Володя старался быть строгим и сдержанным, как мама. Чтобы не дрогнуло лицо. Не скатилась слеза.
Стоял прямой, несгорбленный.
И думал, думал о Саше. «Саша, ты ненавидел царя. Ты хотел убить царя. Ты надеялся, тогда порядки изменятся, людям будет лучше. Но ведь шесть лет назад, в 1881 году, также 1 марта, революционеры-народовольцы убили царя Александра II. Разве лучше стало жить людям? Нисколько. На место царя Александра II сел новый царь — Александр III. Лучше стало? Нисколько. Значит, по-другому надо бороться».
Так думал Володя.
А колокольчик у входной двери всё звенел да звенел. Входили новые покупатели. Щупали, трогали, вытаскивали из дома Ульяновых вещи.
Только рояль никто не купил.
Володя погладил прохладную крышку. «Всё наше детство и счастье связано было с тобой».
Рояль поехал с Ульяновыми в город Казань.
КАЗАНСКАЯ СХОДКА
Запрещается читать недозволенные книги. Запрещается состоять в кружках и обществах. Запрещается образовывать землячества. Запрещается… Запрещается… За нарушение выговор. Карцер, штраф, исключение. И даже… отдача в солдаты, в дисциплинарный батальон.
Володя Ульянов, став студентом, надеялся, что в Казанском университете порядки свободнее, чем в Симбирской мужской гимназии. Куда там! За каждым шагом и словом студентов наблюдали «педели» — так прозвали в университете надзирателей, приставленных ходить по пятам, выслеживать, нет ли чего подозрительного. Не говорит ли кто против царя и правительства? Против начальства? Против инспектора Потапова? Инспектор Потапов был грубый громоздкий мужчина, с широкой бородой, как у царя Александра III, и оловянными глазами, в которых не светилось ни искры души. «Педели» являлись к Потапову доносить на студентов. Потапов составлял списки виноватых и без пощады вышвыривал вон из университета. Особенно бедных студентов.
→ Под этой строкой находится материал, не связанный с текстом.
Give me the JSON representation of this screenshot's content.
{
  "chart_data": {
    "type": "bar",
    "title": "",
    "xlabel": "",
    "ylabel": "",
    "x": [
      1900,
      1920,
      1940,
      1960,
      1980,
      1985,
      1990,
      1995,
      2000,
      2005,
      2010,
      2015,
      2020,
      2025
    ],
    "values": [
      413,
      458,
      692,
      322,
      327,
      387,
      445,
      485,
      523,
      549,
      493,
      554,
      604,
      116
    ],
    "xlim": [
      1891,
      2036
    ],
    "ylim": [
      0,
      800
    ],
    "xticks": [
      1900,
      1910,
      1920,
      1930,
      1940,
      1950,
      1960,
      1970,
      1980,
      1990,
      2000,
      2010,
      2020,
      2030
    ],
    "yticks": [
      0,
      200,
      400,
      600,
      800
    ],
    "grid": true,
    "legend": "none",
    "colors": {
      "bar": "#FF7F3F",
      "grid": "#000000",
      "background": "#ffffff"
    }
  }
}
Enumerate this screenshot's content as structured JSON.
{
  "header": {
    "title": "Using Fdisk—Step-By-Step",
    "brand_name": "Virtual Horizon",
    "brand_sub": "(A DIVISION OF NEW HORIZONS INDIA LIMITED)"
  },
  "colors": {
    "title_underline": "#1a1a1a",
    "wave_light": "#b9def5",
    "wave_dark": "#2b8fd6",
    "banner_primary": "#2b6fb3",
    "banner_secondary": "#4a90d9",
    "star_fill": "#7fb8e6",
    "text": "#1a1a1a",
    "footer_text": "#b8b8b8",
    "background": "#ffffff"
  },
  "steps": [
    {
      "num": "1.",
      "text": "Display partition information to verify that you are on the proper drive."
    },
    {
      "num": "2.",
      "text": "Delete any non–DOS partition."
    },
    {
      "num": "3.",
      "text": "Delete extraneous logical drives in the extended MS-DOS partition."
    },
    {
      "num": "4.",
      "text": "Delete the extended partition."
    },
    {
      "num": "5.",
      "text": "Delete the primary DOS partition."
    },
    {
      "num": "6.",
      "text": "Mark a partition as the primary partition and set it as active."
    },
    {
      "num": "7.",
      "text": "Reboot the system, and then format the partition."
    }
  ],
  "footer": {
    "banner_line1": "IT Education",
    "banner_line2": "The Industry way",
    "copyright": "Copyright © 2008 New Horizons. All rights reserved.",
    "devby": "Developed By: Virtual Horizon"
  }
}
Бедным всё труднее становилось учиться: плату за обучение увеличили в несколько раз.
Угрюмо, тягостно было в Казанском университете. Как в тюрьме.
Вся Россия была как тюрьма.
Наступило 4 декабря 1887 года. В этот день в газете напечатали сообщение о студенческих беспорядках в Москве. А казанские студенты давно были недовольны своим бесправием. Среди казанских студентов появилось тайное воззвание: «Встаньте за свои права! Боритесь!»
Первые лекции прошли, однако, тихо. В двенадцать часов раздалось:
— Студенты! В актовый зал на сходку!
— На сходку! — загремело по коридорам университета.
Толпа буйно помчалась вдоль коридора, вверх по лестнице, в актовый зал на втором этаже. Среди первых мчался Володя Ульянов.
Двери в актовый зал были заперты. Студенты навалились, двери с треском распахнулись. Студенты ворвались в чинный актовый зал.